BAB 2

54 6 0
                                    




BAB 2

Pemeriksaan sementara, Airin di nyatakan mengalami amnesia parsial. Artinya dia lupa ingatan sebagian. Meski menurut medis tidak ada gangguan berarti di kepalanya. Tapi, tidak ada penjelasan apapun tentang masalah yang dia ungkapkan terkait dirinya dan Ario. Kemungkinan dia hanya mengalami halusinasi akibat shock berat. Itulah yang Rendra katakan padanya usai kembali dari ruangan dokter.

Namun, Airin tetap belum memahami keadaannya saat ini. Dia mulai meragukan batas antara realitas dan mimpi. Sebab keduanya terasa sama nyatanya. Baik dengan Ario atau bersama Rendra sekarang.

Airin yakin kehidupannya dengan Ario bukanlah halusinasi semata. Emosi dari pertengkaran usai sarapan pagi itu masih begitu membekas. Dan Airin juga tidak menyangsikan kehadiran Rendra. Karena tadi, sebelum makan siang, wanita itu sudah mencoba mencubit keras lengannya, rasa nyerinya sangat nyata. Tapi, satu hal yang belum Airin laksanakan. Airin belum tidur.

Otak pintarnya mengatakan bahwa kehidupan yang dirinya alami sekarang adalah hal semu. Mungkin Airin yang asli sedang tertidur lelap dan koma. Lalu dia sekarang mengalami masa transisi, sebelum pulih. Seperti di drama entah apa.

Ya, mungkin, jadi saat ini Airin tak perlu mengambil tindakan apa-apa. Dibiarkannya Rendra meraih tangannya dan mengecup dengan mesra. Ini hanya ilusi, Airin tidak perlu merasa berdosa karena menghianati Ario. Ya, kan?

"Kamu jangan berpikir yang berat-berat dulu, ya, nanti kalo udah sehat, aku janji akan jawab semua pertanyaanmu," kata Rendra sambil mengusap dahi Airin yang terbalut perban putih.
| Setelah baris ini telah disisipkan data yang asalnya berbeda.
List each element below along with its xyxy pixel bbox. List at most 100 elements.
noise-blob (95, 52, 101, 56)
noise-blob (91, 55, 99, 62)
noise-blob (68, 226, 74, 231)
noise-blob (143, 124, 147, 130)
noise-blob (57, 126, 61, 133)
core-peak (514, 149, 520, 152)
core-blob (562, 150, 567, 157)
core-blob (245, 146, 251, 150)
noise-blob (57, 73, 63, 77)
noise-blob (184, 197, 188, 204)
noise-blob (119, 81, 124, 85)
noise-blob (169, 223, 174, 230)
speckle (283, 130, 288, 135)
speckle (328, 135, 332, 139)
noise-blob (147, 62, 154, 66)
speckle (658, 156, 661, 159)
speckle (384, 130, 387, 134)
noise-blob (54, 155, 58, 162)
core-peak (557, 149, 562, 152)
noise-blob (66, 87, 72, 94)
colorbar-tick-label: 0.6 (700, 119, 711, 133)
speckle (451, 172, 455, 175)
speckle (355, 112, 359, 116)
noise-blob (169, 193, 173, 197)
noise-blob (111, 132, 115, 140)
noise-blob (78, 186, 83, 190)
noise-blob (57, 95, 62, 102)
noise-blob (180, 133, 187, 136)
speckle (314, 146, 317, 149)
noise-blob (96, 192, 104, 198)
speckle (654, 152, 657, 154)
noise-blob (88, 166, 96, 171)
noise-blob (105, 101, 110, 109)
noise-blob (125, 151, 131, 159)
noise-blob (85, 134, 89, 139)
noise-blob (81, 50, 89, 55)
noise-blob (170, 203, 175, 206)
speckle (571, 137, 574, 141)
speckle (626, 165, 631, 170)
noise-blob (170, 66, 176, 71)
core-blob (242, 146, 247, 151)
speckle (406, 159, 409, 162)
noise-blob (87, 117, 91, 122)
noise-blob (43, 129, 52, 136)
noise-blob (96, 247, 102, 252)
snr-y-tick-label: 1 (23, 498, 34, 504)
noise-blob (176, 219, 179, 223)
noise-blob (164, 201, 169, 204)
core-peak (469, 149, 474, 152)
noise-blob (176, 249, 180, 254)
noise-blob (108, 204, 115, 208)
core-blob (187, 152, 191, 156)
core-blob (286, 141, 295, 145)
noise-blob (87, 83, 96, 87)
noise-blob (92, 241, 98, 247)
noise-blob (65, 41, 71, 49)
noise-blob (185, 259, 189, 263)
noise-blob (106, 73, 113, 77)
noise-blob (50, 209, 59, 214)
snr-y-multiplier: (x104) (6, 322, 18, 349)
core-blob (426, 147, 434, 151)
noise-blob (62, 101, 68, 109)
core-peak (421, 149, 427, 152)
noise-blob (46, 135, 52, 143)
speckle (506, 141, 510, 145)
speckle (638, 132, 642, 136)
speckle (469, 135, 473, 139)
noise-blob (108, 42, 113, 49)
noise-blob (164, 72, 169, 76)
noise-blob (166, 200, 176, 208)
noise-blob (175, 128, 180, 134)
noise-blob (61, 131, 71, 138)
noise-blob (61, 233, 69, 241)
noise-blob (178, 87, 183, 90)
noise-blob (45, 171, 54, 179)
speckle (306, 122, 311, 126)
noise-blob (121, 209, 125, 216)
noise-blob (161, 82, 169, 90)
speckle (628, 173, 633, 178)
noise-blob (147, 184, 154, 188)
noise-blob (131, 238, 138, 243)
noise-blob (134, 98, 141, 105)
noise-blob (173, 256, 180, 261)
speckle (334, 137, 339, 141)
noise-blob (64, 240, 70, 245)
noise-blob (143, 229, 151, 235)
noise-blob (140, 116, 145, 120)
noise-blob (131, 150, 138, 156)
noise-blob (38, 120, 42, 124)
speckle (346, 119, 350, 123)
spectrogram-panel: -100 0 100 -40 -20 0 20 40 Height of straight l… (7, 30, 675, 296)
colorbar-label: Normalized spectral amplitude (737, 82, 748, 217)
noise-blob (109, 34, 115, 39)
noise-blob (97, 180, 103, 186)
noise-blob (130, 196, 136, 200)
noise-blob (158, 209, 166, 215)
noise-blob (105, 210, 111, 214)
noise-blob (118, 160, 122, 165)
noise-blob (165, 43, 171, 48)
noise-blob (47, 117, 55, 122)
Airin mengangguk pelan, masih bingung harus bagaimana bersikap yang benar. Tapi, segala perhatian Rendra membuatnya mau tak mau terkenang dengan masa ketika mereka dulu berpacaran. Airin tak bisa menahan untuk tidak tersipu. Lalu setiap detik, benaknya mulai meragu. Mimpi tidak mungkin senyata ini.

"Kamu harus janji, jangan pernah melakukan itu lagi, jangan pernah bahayain jiwamu sendiri." Rendra berucap lirih dengan nada menyedihkan. "Aku gak bisa lihat kamu dalam kondisi seperti itu lagi, aku bisa gila," bisiknya pilu.

Airin terenyuh, terlebih ketika Rendra mendaratkan kecupan ringan di dahinya. Airin buru-buru mengalihkan pandangan ke sudut ruangan untuk menyembunyikan wajahnya. Menetralkan degub jantungnya yang menggila.

"Yang lain mana?" Airin bertanya gugup sekaligus heran.

"Oh, mereka dalam perjalanan ke sini. Tadi semuanya pulang dulu karena gak mau ganggu tidurmu," Rendra menjelaskan.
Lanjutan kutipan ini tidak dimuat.